Occasionally, while building a Power Automate flow, you’ll need your ParseJSON
action to accept an empty value—whether that value is an object ({}
), array ([]
), or string (""
). By default, ParseJSON balks at these inputs. So how do we get around that limitation?
In this article, I’ll explore a simple, reliable approach that lets your flow handle empty JSON values gracefully.
Create Manually trigger a flow.
Add Initialize variable action.
Name: theEmpty.
Type: String/Array/Object, I choose Array for first try.
{
"type": "InitializeVariable",
"inputs": {
"variables": [
{
"name": "theEmpty",
"type": "array"
}
]
},
"runAfter": { }
}
Then add a Compose.
Input :
json(
if (
or(
empty(variables('theEmpty')),
equal(variables('theEmpty'), '')
)
, '[]'
, 'test' // replace this with the actual json output.
)
)
This make sure if any empty or null input, it will be initialized as []
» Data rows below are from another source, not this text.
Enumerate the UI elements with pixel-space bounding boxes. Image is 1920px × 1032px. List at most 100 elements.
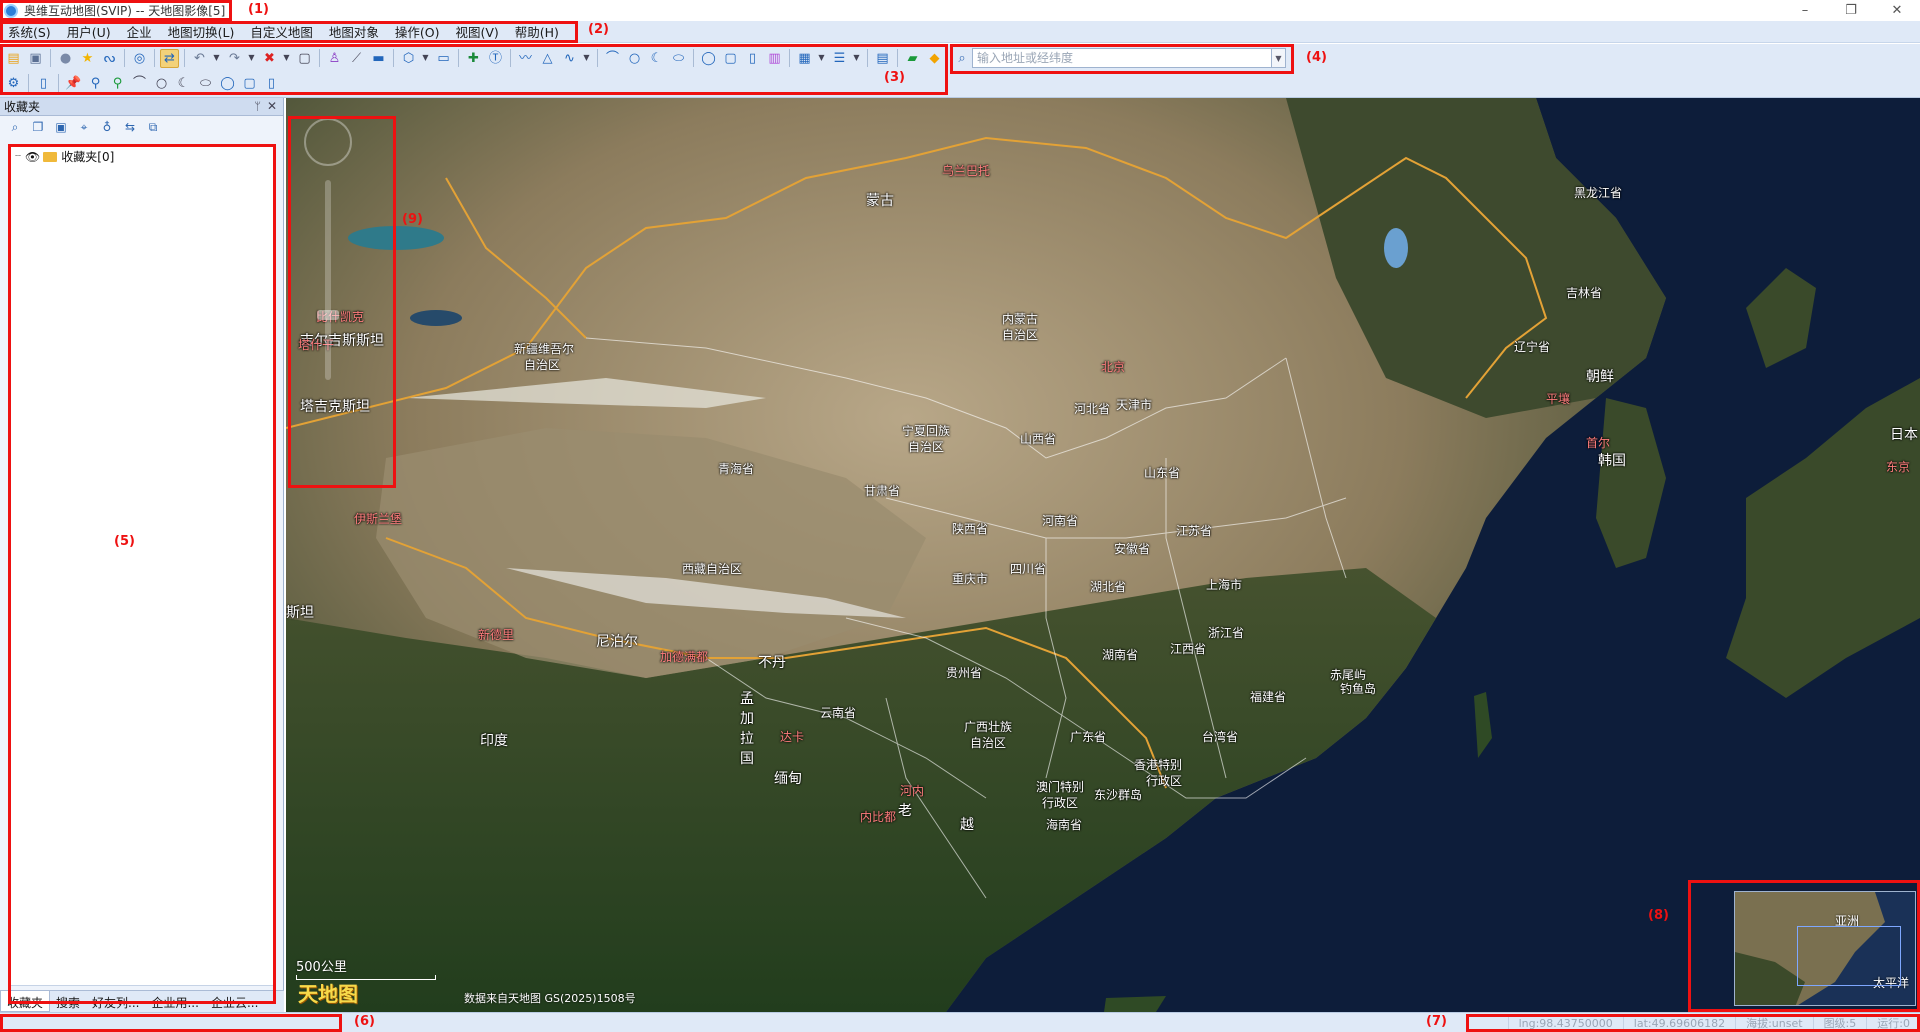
- menu-map-switch[interactable]: 地图切换(L): [160, 22, 243, 41]
- text-icon[interactable]: Ⓣ: [486, 49, 505, 68]
- chevron-down-icon[interactable]: ▼: [282, 49, 291, 68]
- map-label: 新疆维吾尔: [514, 342, 575, 356]
- tab-enterprise-users[interactable]: 企业用...: [145, 991, 204, 1012]
- favorites-tree[interactable]: ┄ 👁 收藏夹[0]: [8, 144, 276, 986]
- tree-expander[interactable]: ┄: [15, 151, 21, 162]
- measure-area-icon[interactable]: ▬: [369, 49, 388, 68]
- circle-icon[interactable]: ◯: [218, 74, 237, 93]
- delete-icon[interactable]: ✖: [260, 49, 279, 68]
- marker-icon[interactable]: ♁: [98, 118, 116, 136]
- menu-user[interactable]: 用户(U): [59, 22, 119, 41]
- search-input[interactable]: [972, 48, 1272, 68]
- doc-icon[interactable]: ▯: [743, 49, 762, 68]
- close-icon[interactable]: ✕: [267, 99, 277, 113]
- circle-outline-icon[interactable]: ◯: [699, 49, 718, 68]
- map-label: 孟: [740, 691, 754, 707]
- line-icon[interactable]: ⌒: [130, 74, 149, 93]
- minimize-icon[interactable]: –: [1782, 0, 1828, 21]
- square-icon[interactable]: ▢: [240, 74, 259, 93]
- menu-system[interactable]: 系统(S): [0, 22, 59, 41]
- person-marker-icon[interactable]: ♙: [325, 49, 344, 68]
- compass-icon[interactable]: [304, 118, 352, 166]
- pin-icon[interactable]: ᛘ: [254, 100, 261, 113]
- route-icon[interactable]: ᔓ: [100, 49, 119, 68]
- copy-icon[interactable]: ❐: [29, 118, 47, 136]
- crescent-icon[interactable]: ☾: [647, 49, 666, 68]
- circle-icon[interactable]: ○: [625, 49, 644, 68]
- undo-icon[interactable]: ↶: [190, 49, 209, 68]
- close-icon[interactable]: ✕: [1874, 0, 1920, 21]
- menu-view[interactable]: 视图(V): [447, 22, 506, 41]
- maximize-icon[interactable]: ❐: [1828, 0, 1874, 21]
- sync-icon[interactable]: ⇆: [121, 118, 139, 136]
- video-icon[interactable]: ▭: [434, 49, 453, 68]
- gem-icon[interactable]: ◆: [925, 49, 944, 68]
- search-icon[interactable]: ⌕: [6, 118, 24, 136]
- tree-node[interactable]: ┄ 👁 收藏夹[0]: [15, 148, 114, 165]
- triangle-icon[interactable]: △: [538, 49, 557, 68]
- map-navigation-control[interactable]: [294, 110, 364, 390]
- menu-map-object[interactable]: 地图对象: [321, 22, 387, 41]
- tab-friends[interactable]: 好友列...: [86, 991, 145, 1012]
- tab-favorites[interactable]: 收藏夹: [0, 991, 51, 1012]
- map-label: 自治区: [970, 736, 1007, 750]
- star-icon[interactable]: ★: [78, 49, 97, 68]
- tab-search[interactable]: 搜索: [50, 991, 86, 1012]
- menu-help[interactable]: 帮助(H): [507, 22, 567, 41]
- circle-icon[interactable]: ○: [152, 74, 171, 93]
- table-icon[interactable]: ▤: [873, 49, 892, 68]
- locate-icon[interactable]: ⌖: [75, 118, 93, 136]
- map-label: 拉: [740, 731, 754, 747]
- annotation-label: (5): [114, 534, 135, 549]
- polyline-icon[interactable]: 〰: [516, 49, 535, 68]
- layers-icon[interactable]: ◎: [130, 49, 149, 68]
- chevron-down-icon[interactable]: ▼: [817, 49, 826, 68]
- chevron-down-icon[interactable]: ▼: [852, 49, 861, 68]
- menu-operation[interactable]: 操作(O): [387, 22, 448, 41]
- overview-viewport-frame[interactable]: [1797, 926, 1901, 986]
- panel-icon[interactable]: ▦: [795, 49, 814, 68]
- pin-yellow-icon[interactable]: 📌: [64, 74, 83, 93]
- pin-green-icon[interactable]: ⚲: [108, 74, 127, 93]
- menu-custom-map[interactable]: 自定义地图: [242, 22, 321, 41]
- user-icon[interactable]: ●: [56, 49, 75, 68]
- arc-icon[interactable]: ⌒: [603, 49, 622, 68]
- ellipse-icon[interactable]: ⬭: [669, 49, 688, 68]
- save-icon[interactable]: ▣: [26, 49, 45, 68]
- export-icon[interactable]: ⧉: [144, 118, 162, 136]
- menu-enterprise[interactable]: 企业: [119, 22, 160, 41]
- zoom-slider-handle[interactable]: [317, 310, 339, 320]
- chevron-down-icon[interactable]: ▼: [1272, 48, 1286, 68]
- zoom-slider[interactable]: [325, 180, 331, 380]
- ruler-icon[interactable]: ⟋: [347, 49, 366, 68]
- bars-icon[interactable]: ▥: [765, 49, 784, 68]
- map-label: 台湾省: [1202, 730, 1239, 744]
- chevron-down-icon[interactable]: ▼: [421, 49, 430, 68]
- curve-icon[interactable]: ∿: [560, 49, 579, 68]
- hexagon-icon[interactable]: ⬡: [399, 49, 418, 68]
- overview-map[interactable]: 亚洲 太平洋: [1734, 891, 1916, 1006]
- chevron-down-icon[interactable]: ▼: [212, 49, 221, 68]
- redo-icon[interactable]: ↷: [225, 49, 244, 68]
- map-view[interactable]: 乌兰巴托 蒙古 黑龙江省 吉林省 辽宁省 内蒙古 自治区 新疆维吾尔 自治区 比…: [286, 98, 1920, 1012]
- gear-icon[interactable]: ⚙: [4, 74, 23, 93]
- ellipse-icon[interactable]: ⬭: [196, 74, 215, 93]
- message-icon[interactable]: ▰: [903, 49, 922, 68]
- crescent-icon[interactable]: ☾: [174, 74, 193, 93]
- pin-add-icon[interactable]: ✚: [464, 49, 483, 68]
- pin-blue-icon[interactable]: ⚲: [86, 74, 105, 93]
- open-folder-icon[interactable]: ▤: [4, 49, 23, 68]
- import-icon[interactable]: ▣: [52, 118, 70, 136]
- page-icon[interactable]: ▯: [262, 74, 281, 93]
- chevron-down-icon[interactable]: ▼: [582, 49, 591, 68]
- eye-icon[interactable]: 👁: [25, 150, 40, 164]
- page-icon[interactable]: ▯: [34, 74, 53, 93]
- map-label: 宁夏回族: [902, 424, 951, 438]
- search-icon[interactable]: ⌕: [952, 51, 972, 66]
- rect-icon[interactable]: ▢: [721, 49, 740, 68]
- chevron-down-icon[interactable]: ▼: [247, 49, 256, 68]
- tab-enterprise-cloud[interactable]: 企业云...: [205, 991, 264, 1012]
- square-icon[interactable]: ▢: [295, 49, 314, 68]
- list-icon[interactable]: ☰: [830, 49, 849, 68]
- map-switch-icon[interactable]: ⇄: [160, 48, 179, 68]
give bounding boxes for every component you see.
Last add ParseJSON action.
The content = outputs(‘Compose’)
I use minimal schema for testing. Here any valid schema will work.
Handling empty JSON values in Power Automate boils down to one small adjustment—but it removes a big source of frustration. By letting ParseJSON accept {}
, []
, or ""
, your flows stay resilient and error-free no matter what data comes through. Give the technique a try in your next project, and feel free to share any twists or improvements you discover along the way—there’s always more to automate!